Exact time-dependent density functional theory for non-perturbative dynamics of helium atom

TL;DR

This paper demonstrates that key features of the exact correlation potential in time-dependent density functional theory (TDDFT) persist in real three-dimensional helium atoms, highlighting the importance of non-adiabatic effects.

Contribution

It provides the first exact inversion of the time-dependent Kohn-Sham equation for a 3D atom, revealing persistent dynamical features and differences between Kohn-Sham and true currents.

Findings

Dynamical step and peak features persist in 3D systems.

Kohn-Sham and true current densities differ by a rotational component.

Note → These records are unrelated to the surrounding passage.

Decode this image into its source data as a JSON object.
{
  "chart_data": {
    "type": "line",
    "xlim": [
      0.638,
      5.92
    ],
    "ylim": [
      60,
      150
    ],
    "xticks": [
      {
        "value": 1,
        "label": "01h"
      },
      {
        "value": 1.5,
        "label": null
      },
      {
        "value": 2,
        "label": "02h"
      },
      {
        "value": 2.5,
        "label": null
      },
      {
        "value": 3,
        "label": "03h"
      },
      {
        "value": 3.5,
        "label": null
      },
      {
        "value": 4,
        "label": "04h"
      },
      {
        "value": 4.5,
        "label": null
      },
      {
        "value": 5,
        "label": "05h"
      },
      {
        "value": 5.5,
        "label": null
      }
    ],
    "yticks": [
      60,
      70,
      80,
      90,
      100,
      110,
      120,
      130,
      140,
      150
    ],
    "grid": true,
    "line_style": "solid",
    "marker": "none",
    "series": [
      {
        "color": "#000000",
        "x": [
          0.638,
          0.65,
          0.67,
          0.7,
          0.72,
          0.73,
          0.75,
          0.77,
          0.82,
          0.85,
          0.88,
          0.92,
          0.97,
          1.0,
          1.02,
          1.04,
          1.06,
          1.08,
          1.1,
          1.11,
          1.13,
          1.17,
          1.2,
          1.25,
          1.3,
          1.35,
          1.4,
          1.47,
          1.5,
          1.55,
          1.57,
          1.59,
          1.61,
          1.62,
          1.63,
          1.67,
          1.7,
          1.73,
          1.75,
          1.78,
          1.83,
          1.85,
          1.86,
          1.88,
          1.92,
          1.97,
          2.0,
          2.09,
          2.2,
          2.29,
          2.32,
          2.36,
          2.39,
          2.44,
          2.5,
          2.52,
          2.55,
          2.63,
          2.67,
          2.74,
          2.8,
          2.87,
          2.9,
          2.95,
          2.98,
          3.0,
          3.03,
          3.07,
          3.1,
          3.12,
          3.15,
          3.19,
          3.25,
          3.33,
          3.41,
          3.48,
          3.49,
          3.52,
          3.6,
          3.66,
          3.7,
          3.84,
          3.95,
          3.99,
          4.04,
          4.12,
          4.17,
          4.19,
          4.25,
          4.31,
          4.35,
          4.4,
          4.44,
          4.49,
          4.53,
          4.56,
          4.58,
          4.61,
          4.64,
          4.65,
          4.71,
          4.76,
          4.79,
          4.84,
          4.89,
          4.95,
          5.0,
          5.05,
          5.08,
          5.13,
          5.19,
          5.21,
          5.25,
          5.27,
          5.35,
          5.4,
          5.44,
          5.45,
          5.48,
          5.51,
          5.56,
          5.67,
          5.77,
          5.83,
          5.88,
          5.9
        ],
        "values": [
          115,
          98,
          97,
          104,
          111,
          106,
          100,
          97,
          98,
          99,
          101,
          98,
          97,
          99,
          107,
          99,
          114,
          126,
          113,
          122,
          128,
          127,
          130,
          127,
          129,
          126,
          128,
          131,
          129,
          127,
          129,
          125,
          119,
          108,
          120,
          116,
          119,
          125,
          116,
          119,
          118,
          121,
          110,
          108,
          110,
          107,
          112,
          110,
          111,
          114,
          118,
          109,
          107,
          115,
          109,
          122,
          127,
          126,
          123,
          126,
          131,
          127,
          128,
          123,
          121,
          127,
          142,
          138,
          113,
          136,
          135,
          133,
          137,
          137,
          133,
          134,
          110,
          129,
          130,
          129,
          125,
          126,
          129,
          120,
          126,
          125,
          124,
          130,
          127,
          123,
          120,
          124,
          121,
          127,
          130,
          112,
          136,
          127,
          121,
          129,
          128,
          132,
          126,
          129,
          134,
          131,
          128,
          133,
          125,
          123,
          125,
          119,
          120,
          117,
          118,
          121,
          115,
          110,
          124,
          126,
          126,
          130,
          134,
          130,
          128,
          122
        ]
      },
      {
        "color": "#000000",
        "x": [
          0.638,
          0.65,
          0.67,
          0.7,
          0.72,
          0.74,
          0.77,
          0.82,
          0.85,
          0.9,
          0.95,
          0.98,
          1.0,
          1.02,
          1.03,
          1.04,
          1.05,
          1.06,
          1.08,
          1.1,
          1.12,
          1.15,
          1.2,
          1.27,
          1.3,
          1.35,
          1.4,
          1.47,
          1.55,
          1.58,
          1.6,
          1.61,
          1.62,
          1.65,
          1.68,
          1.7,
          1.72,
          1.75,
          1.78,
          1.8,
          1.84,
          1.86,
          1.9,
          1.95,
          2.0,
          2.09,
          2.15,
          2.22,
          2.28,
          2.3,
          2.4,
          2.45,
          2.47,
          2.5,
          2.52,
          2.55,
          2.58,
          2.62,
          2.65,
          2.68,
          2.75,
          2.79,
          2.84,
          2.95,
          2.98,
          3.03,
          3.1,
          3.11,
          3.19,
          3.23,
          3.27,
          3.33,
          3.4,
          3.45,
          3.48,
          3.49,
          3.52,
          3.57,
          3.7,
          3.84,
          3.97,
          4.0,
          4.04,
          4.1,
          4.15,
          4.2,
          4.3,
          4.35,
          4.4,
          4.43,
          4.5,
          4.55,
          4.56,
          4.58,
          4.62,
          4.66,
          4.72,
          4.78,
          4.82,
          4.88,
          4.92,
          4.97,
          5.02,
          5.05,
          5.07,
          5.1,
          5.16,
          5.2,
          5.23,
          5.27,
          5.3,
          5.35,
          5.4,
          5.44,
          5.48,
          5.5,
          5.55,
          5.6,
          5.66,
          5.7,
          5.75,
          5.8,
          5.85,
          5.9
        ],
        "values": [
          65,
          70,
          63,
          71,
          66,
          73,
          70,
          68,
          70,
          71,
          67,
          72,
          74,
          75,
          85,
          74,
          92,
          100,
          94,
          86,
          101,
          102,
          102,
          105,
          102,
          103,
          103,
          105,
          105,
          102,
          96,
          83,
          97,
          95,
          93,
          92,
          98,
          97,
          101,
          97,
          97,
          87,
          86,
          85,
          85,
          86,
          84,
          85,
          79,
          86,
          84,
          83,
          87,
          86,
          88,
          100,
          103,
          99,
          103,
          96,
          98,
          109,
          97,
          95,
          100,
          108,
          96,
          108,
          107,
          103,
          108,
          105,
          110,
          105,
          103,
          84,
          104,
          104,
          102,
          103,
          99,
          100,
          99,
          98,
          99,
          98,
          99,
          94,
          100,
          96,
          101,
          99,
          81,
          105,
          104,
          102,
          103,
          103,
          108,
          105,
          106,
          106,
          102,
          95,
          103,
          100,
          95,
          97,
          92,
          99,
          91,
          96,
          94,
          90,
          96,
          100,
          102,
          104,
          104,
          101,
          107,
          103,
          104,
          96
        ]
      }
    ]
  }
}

Results emphasize the need to go beyond the adiabatic approximation in TDDFT.

Abstract

By inverting the time-dependent Kohn-Sham equation for a numerically exact dynamics of the helium atom, we show that the dynamical step and peak features of the exact correlation potential found previously in one-dimensional models persist for real three-dimensional systems. We demonstrate that the Kohn-Sham and true current-densities differ by a rotational component. The results have direct implications for approximate TDDFT calculations of atoms and molecules in strong fields, emphasizing the need to go beyond the adiabatic approximation, and highlighting caution in quantitative use of the Kohn-Sham current.